Like most engineers, building new structures and devices involve assessing a toolbox of different parts and finding ways to put them together. More tools inside the toolbox increases the possibilities and complexities of new structures and devices.
“We demonstrate in our work that we can completely turn off the expression of a gene. This will be essential for engineering therapeutic commensal bacteria because it will be important to keep therapeutic proteins off until they are needed” said Seamons.
“Working on this project has been an amazing honor,” he added. “I love going into the lab knowing that I might learn something no one else has ever known before. Our findings open the door to new strategies for engineering bacteria. I’m excited to continue working on this project and making new discoveries.”

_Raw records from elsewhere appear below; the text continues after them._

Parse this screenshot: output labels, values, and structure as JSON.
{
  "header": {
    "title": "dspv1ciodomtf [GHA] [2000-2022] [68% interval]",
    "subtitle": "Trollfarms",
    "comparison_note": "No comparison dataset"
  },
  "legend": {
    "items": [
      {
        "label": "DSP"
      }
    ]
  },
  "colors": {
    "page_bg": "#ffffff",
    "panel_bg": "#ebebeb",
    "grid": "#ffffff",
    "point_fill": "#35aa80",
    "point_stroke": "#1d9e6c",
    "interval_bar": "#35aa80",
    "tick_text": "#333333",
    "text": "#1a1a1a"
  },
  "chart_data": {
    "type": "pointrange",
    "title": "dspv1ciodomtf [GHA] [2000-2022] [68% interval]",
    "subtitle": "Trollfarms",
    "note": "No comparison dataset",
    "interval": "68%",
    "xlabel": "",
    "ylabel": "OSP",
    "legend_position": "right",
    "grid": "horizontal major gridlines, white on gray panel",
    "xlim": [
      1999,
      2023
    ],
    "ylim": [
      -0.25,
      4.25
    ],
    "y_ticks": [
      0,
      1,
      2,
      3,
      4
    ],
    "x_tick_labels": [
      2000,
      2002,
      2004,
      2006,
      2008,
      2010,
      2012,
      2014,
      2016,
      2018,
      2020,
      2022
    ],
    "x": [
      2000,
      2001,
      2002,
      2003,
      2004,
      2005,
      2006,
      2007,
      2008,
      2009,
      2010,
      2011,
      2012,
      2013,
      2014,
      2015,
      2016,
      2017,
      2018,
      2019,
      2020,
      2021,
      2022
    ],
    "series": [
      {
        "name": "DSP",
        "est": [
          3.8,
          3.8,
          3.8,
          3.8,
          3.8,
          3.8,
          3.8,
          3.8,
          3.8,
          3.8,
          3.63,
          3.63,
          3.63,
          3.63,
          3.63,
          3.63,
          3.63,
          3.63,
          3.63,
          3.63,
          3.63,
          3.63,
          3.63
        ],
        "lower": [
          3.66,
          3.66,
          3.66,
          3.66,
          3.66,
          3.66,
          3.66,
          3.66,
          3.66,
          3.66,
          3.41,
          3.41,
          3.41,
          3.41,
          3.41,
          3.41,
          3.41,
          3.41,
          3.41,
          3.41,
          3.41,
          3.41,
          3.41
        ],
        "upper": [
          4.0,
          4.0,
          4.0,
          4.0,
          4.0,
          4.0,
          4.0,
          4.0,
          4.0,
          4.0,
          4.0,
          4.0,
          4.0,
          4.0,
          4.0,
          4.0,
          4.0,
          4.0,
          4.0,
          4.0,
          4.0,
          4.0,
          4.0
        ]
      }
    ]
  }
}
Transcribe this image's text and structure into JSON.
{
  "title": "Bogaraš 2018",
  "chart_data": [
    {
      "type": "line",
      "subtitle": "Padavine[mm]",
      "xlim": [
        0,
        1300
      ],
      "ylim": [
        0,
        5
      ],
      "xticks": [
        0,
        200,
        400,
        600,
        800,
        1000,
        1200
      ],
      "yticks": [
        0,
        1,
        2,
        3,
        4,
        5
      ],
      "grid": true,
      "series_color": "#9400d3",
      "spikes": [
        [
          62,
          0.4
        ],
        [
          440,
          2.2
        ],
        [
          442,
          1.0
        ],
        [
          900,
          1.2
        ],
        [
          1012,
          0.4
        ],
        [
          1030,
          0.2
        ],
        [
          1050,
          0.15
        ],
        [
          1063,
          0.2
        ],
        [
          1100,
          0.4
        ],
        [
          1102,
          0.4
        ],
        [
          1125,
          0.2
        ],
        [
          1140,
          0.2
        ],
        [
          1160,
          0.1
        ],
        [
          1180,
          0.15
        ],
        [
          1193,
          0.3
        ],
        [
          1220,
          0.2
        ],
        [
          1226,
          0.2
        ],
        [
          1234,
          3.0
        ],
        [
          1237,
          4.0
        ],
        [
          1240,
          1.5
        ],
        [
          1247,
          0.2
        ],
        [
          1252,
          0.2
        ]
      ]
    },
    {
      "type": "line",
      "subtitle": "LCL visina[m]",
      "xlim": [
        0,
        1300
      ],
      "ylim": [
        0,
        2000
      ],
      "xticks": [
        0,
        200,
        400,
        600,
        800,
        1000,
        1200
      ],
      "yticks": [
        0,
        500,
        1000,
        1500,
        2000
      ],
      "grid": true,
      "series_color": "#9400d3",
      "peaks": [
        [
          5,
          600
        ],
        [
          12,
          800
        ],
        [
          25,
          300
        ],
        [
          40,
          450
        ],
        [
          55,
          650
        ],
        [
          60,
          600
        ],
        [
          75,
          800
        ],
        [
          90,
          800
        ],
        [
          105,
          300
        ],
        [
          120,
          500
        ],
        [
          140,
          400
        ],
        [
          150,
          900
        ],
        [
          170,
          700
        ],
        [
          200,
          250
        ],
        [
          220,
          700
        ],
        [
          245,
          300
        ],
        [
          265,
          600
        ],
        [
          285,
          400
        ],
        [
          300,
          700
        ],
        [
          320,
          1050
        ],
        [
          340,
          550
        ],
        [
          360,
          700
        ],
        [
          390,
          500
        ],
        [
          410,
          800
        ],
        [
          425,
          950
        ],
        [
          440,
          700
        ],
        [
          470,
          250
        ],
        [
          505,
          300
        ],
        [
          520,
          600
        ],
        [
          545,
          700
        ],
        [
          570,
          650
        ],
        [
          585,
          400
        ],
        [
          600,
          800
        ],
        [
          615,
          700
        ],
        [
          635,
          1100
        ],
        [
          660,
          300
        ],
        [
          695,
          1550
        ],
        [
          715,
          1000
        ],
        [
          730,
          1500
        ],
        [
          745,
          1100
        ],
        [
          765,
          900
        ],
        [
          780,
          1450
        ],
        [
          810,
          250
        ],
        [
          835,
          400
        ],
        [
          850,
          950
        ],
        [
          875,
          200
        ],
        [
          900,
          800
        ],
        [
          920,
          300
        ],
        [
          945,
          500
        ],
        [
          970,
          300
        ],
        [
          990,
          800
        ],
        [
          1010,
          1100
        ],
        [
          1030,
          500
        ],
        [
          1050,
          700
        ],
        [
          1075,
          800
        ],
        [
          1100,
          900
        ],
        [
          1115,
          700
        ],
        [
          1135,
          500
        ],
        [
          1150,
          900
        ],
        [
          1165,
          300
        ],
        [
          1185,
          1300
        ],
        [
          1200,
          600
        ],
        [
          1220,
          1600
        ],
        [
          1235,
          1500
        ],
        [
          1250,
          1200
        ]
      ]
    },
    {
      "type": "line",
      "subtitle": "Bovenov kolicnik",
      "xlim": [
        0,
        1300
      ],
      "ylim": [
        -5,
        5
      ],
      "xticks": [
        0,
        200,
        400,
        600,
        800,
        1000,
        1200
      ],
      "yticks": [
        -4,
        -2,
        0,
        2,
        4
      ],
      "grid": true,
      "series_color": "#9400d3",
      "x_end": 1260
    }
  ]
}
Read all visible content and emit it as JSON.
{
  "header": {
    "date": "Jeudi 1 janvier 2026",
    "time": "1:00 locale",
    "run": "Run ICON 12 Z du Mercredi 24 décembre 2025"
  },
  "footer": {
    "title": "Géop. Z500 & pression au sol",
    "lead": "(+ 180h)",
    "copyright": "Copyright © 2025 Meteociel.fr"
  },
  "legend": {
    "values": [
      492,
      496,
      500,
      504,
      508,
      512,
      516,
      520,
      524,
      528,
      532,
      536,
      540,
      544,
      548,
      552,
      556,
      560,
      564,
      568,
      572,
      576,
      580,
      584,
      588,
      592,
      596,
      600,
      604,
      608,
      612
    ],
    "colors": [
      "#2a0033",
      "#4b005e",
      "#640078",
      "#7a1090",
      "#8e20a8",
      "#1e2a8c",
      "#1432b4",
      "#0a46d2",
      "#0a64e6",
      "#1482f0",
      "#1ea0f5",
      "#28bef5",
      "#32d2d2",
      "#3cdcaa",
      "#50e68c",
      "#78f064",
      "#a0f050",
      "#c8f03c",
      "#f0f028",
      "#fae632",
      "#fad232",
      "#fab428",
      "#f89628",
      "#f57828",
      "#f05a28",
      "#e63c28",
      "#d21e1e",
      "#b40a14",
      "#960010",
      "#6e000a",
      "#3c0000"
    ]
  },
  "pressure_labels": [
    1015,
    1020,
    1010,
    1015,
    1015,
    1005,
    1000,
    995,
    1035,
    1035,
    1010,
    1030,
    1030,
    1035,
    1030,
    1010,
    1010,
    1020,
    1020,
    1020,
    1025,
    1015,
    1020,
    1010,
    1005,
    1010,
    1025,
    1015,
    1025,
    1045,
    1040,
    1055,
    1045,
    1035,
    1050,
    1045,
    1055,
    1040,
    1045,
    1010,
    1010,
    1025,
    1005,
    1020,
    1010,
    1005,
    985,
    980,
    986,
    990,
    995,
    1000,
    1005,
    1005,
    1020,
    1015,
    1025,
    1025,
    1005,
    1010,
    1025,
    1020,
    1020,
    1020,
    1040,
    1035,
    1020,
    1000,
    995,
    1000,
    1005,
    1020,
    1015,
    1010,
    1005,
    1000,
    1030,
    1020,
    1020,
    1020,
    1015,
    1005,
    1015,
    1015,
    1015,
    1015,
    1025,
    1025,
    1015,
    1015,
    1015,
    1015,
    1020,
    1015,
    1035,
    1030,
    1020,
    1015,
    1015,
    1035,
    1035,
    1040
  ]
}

In the paper, the authors investigate a number of genetic devices in bacteria using these new tools to control gene expression originally identified in yeast. These devices include sensors with a stronger output signal that can be used for diagnostics and a method to produce 30 to 40 times more mRNA and protein than current methods.
Messenger RNA, or mRNA, is a type of single-stranded RNA molecule that became the basis of the two leading vaccines used by Pfizer and Moderna in the fight against COVID-19. With the emergence of mRNA-based vaccines as a therapeutic intervention, it is possible that these new genetic tools can be used to produce high levels of mRNA and protein for various biotechnology applications.